The only real choice is how to conduct and position Pakistan’s economic policymaking. The PML-N really is a remarkable party in terms of the disparities it carries within it. The spectrum of choices available in this regard have been on full display over the last several weeks. Arrogance, hot air and bombast have defined the Ishaq Dar Redux – the most comical of his performances being his threats to Moody’s on the downgrading of Pakistan’s credit risk rating. Almost the polar opposite was visible during the Miftah Ismail Redux: constant appeals to compassion, empathy with the victims of the headline inflation that higher gasoline or petroleum prices were causing, and a very deliberate and careful treatment of the holders of Pakistan’s external debt, especially the folks holding Eurobonds and sukuks issued by the government of Pakistan.

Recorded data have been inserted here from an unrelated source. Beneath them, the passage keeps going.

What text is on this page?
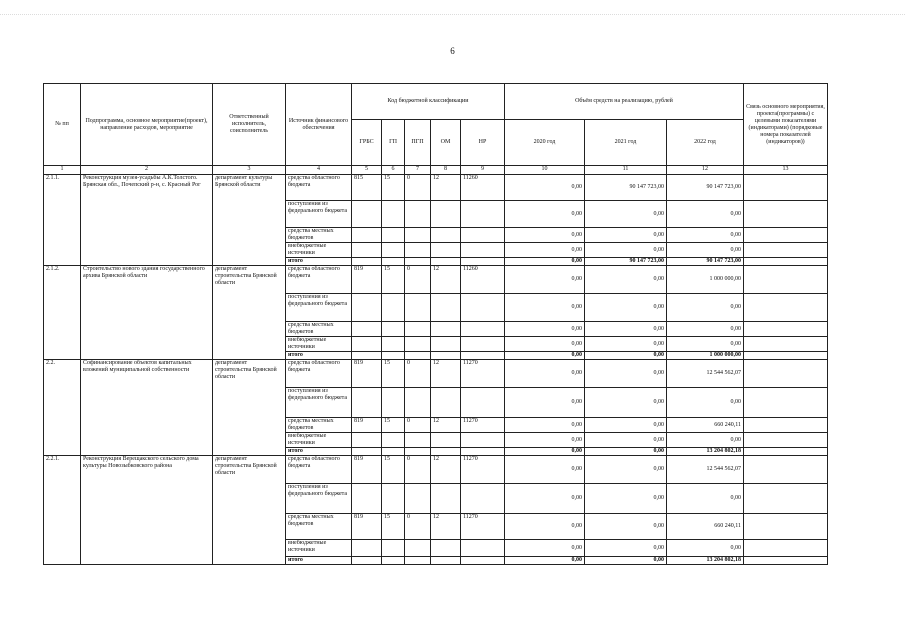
6
№ пп	Подпрограмма, основное мероприятие(проект), направление расходов, мероприятие	Ответственный исполнитель, соисполнитель	Источник финансового обеспечения	Код бюджетной классификации					Объём средств на реализацию, рублей			Связь основного мероприятия, проекта(программы) с целевыми показателями (индикаторами) (порядковые номера показателей (индикаторов))
				ГРБС	ГП	ПГП	ОМ	НР	2020 год	2021 год	2022 год	
1	2	3	4	5	6	7	8	9	10	11	12	13
2.1.1.	Реконструкция музея-усадьбы А.К.Толстого. Брянская обл., Почепский р-н, с. Красный Рог	департамент культуры Брянской области	средства областного бюджета	815	15	0	12	11260	0,00	90 147 723,00	90 147 723,00	
			поступления из федерального бюджета						0,00	0,00	0,00	
			средства местных бюджетов						0,00	0,00	0,00	
			внебюджетные источники						0,00	0,00	0,00	
			итого						0,00	90 147 723,00	90 147 723,00	
2.1.2.	Строительство нового здания государственного архива Брянской области	департамент строительства Брянской области	средства областного бюджета	819	15	0	12	11260	0,00	0,00	1 000 000,00	
			поступления из федерального бюджета						0,00	0,00	0,00	
			средства местных бюджетов						0,00	0,00	0,00	
			внебюджетные источники						0,00	0,00	0,00	
			итого						0,00	0,00	1 000 000,00	
2.2.	Софинансирование объектов капитальных вложений муниципальной собственности	департамент строительства Брянской области	средства областного бюджета	819	15	0	12	11270	0,00	0,00	12 544 562,07	
			поступления из федерального бюджета						0,00	0,00	0,00	
			средства местных бюджетов	819	15	0	12	11270	0,00	0,00	660 240,11	
			внебюджетные источники						0,00	0,00	0,00	
			итого						0,00	0,00	13 204 802,18	
2.2.1.	Реконструкция Верещакского сельского дома культуры Новозыбковского района	департамент строительства Брянской области	средства областного бюджета	819	15	0	12	11270	0,00	0,00	12 544 562,07	
			поступления из федерального бюджета						0,00	0,00	0,00	
			средства местных бюджетов	819	15	0	12	11270	0,00	0,00	660 240,11	
			внебюджетные источники						0,00	0,00	0,00	
			итого						0,00	0,00	13 204 802,18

What kind of mindset then would afford Nawaz Sharif the luxury of inserting Ishaq Dar back into a role that the infinite wisdom of our national security overlords had deemed too sensitive for him to continue to hold in 2017? Probably the same genius mindset that has parachuted Kamran Tessori into Governor House in Karachi. Of course, in the all-time greatest hits of this genius mindset, top billing still belongs to the manipulation of the 2018 general election in favour of Imran Khan and the PTI – but we digress.

Here is Pakistan. Just a country saved from default in July and August, being plunged into peril by a man that has had, in three separate decades, the chance to run Pakistan’s economy three separate times, and done the same thing, every single time. Ishaq Dar is Shaukat Tarining the economy. It is what he does.

Are Ishaq Dar Version 4.0 and Faisal Vawda, oops, I mean, Kamran Tessori Version 1.0 a reflection of the lessons learnt by the national security establishment of the perils of intervening in politics? Or are Dar and Tessori reflections of a broken and helpless political elite? Either way, it doesn’t matter much. A country that should be fixated on fixing Karachi searched among 20 million Karachiites and came up with Tessori. A country that should be fixated on reassuring bond investors and forging economic stability searched among 20 retirement age former officials and came up with Ishaq Dar.

Dar is so overcome by his triumphant return (surely as good a victory for democracy as any other since March 2022) that his every statement now spooks bondholders, credit risk rating agencies and international financial institutions into further uncertainty. Underwriting all this? Extensions and extended fund facilities from the IMF. And the insatiable need for validation that important office-holders across the land keep exhibiting.

The people of Pakistan, still drowning in the calamitous floods of 2022, still reeling from record inflation, still shell shocked by a year of relentless instability? Silence. As usual.


The writer is an analyst and commentator.